Het vraagstuk van migratie is niet nieuw. De Joden trokken weg uit Egypte om religieuze redenen, maar werden naar Babylonië gevoerd om politieke redenen. Van de grote volksverhuizingen herinneren we ons de Gothen, Hunnen en Longobarden. De Vandalen overstroomden Noord-Afrika. De Turken en Mongolen bezetten het Midden-Oosten. Ook die mensen waren op zoek naar Lebensraum. Na de tweede wereldoorlog trokken veel Nederlanders weg naar Canada, Amerika of Australië. Op hun beurt kwamen duizenden mensen uit Indonesië hierheen, gevolgd door een grote groep Surinamers. Toen was het de beurt aan de gastarbeiders die uit Marokko en Turkije hier de economie kwamen versterken. Migratie is dus van alle tijden. Ook in Nederland hebben de Witte Paters zich ingezet voor deze migranten, zoals in het missionaire project in de Schilderswijk waar iedere week nog steeds zo’n 700 mensen langs komen om sneller te integreren.
Ook in Afrika hebben de Witte Paters ervaring opgedaan met migratie in al haar vormen.

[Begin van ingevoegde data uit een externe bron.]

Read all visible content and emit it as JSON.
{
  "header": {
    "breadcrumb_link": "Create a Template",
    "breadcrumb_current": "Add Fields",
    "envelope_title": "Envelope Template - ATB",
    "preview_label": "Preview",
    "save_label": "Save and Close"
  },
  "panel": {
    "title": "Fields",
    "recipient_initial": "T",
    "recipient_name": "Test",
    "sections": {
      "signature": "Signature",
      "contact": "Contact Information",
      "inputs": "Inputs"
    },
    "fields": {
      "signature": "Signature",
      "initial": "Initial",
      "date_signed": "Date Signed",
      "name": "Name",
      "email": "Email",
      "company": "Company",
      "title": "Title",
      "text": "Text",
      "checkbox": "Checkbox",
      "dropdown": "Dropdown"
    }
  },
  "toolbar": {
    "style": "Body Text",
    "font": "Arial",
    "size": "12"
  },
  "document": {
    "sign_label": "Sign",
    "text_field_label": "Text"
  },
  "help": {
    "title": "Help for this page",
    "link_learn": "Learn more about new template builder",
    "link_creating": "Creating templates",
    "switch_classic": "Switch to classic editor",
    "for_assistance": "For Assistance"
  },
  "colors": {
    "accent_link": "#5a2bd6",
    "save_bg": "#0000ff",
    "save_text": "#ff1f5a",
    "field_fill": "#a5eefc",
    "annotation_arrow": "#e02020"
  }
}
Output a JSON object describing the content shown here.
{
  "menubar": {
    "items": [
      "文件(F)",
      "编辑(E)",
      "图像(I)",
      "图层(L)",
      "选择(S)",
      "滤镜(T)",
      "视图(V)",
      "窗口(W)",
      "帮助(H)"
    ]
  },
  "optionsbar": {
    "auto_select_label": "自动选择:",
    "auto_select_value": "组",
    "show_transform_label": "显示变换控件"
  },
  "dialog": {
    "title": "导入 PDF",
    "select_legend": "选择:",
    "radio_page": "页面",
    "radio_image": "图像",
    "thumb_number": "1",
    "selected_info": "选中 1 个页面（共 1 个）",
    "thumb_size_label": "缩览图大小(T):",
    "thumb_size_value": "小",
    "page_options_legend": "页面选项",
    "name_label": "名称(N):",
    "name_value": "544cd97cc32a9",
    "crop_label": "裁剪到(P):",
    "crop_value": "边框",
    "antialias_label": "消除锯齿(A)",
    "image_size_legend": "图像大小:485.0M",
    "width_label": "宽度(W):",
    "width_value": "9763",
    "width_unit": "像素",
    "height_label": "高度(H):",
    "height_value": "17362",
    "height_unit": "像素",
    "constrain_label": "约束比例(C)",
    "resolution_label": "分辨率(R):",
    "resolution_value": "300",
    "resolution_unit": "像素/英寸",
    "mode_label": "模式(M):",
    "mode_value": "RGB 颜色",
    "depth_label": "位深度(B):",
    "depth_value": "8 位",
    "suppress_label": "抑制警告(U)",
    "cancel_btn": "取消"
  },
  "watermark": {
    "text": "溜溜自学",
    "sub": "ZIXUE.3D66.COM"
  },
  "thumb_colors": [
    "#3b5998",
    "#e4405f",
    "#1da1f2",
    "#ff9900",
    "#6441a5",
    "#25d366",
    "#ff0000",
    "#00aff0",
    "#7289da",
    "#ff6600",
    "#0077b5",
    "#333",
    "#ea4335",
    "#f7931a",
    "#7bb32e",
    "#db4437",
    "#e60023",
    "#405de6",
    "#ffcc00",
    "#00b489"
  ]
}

Ze hebben op vele manieren deze ontwikkelingen proberen te begrijpen en richting te geven. Laten we dit illustreren met een aantal voorbeelden vanuit verschillende Afrikaanse gebieden:

  • De eerste wereldoorlog bracht duizenden Afrikanen en Aziaten naar Europa. Velen sneuvelden en de overlevenden kregen in Frankrijk de Franse nationaliteit aangeboden. Dit veroorzaakte een constante mensenstroom tussen de Maghreb en Frankrijk. Ook vanuit West-Afrika kwamen grote groepen soldaten naar Europa. Dit opende nieuwe contacten. De teruggekeerde soldaten brachten een nieuw bewustzijn mee betreffende de relatie tussen zwart en blank. Zo opende zich de geesten voor het zoeken naar nieuwe oplossingen. Ook kwamen er steeds meer Indiërs en Pakistani naar Europa. De paters en broeders konden de mensen helpen om hun Europese ervaringen beter te situeren.
  • De kolonisatie versterkte de behoefte aan en de mogelijkheid tot verdere migraties. In West-Afrika kennen we de arbeidsmigratie vanuit Mali, Niger en Burkina-Faso naar Ivoorkust. Velen van ons hebben daar mee te maken gehad. Het is een permanent op en neer reizen tussen het gebied van oorsprong en hun werkplek. Spanningen bleven niet uit en in Ivoorkust zijn er grote integratieproblemen. De nieuwkomers eisen hun rechtmatige plaats op en de paters helpen bij deze bewustwording.
  • In Noord-Afrika is het probleem nog groter. Een zeer groot aantal Marokkanen, Tunesiërs en nog meer Algerijnen, leven in Frankrijk en zorgen daar voor sociale onrust. Ook hier proberen de Witte Paters, op een bescheiden manier, deze mensen bij te staan en bij de Franse bevolking meer begrip te kweken. Hier dient zich het nieuwe probleem aan van het samen optrekken van diverse religieuze overtuigingen. Wat willen we in Europa? Eigen volk eerst of elkaar verrijken met uiteenlopende opvattingen die geworteld zijn in onze culturele en godsdienstige geschiedenis. De Algerijnse regering wil de migranten uitsluiten van officiële functies in hun land. Zo dreigen de migranten paria’s te worden. Nog niet welkom in Europa en veracht in hun eigen land. Als missionarissen voelen wij ons medeverantwoordelijk voor komende ontwikkelingen.
  • In Rwanda lijkt er een rustpauze ingelast, terwijl de spanning in Burundi weer oplaait. Veel hebben de paters hieronder geleden omdat ze door iedere partij in het conflict als tegenstanders gezien werden. Maar ze blijven aanwezig om de boodschap van Liefde en Vrede te blijven uitdragen. Ook in buurland Congo zijn de problemen verre van opgelost omdat hier de etnische tegenstellingen door economische belangen uit de rest van de wereld worden aangewakkerd. De wereld van het grote geld heeft hier een zware verantwoordelijkheid. Hebzucht en gewin spelen de hoofdrol. Het is dus een combinatie van etnische, economische en politieke belangen. De Katholieke Kerk heeft hier een grote rol te spelen en de paters proberen hierin te bemiddelen. Zij staan aan de kant van het volk en, als buitenlanders, hebben zij een speciale plaats tussen volk en plaatselijke autoriteiten, zowel politiek als religieus. Gevolg van dit alles is wel een voortgaande stroom vluchtelingen in alle richtingen en terug. Hier heeft de migratie vooral ellende, ziekte en dood gebracht. Via media en pers en door concrete hulp bieden wij steun waar we kunnen.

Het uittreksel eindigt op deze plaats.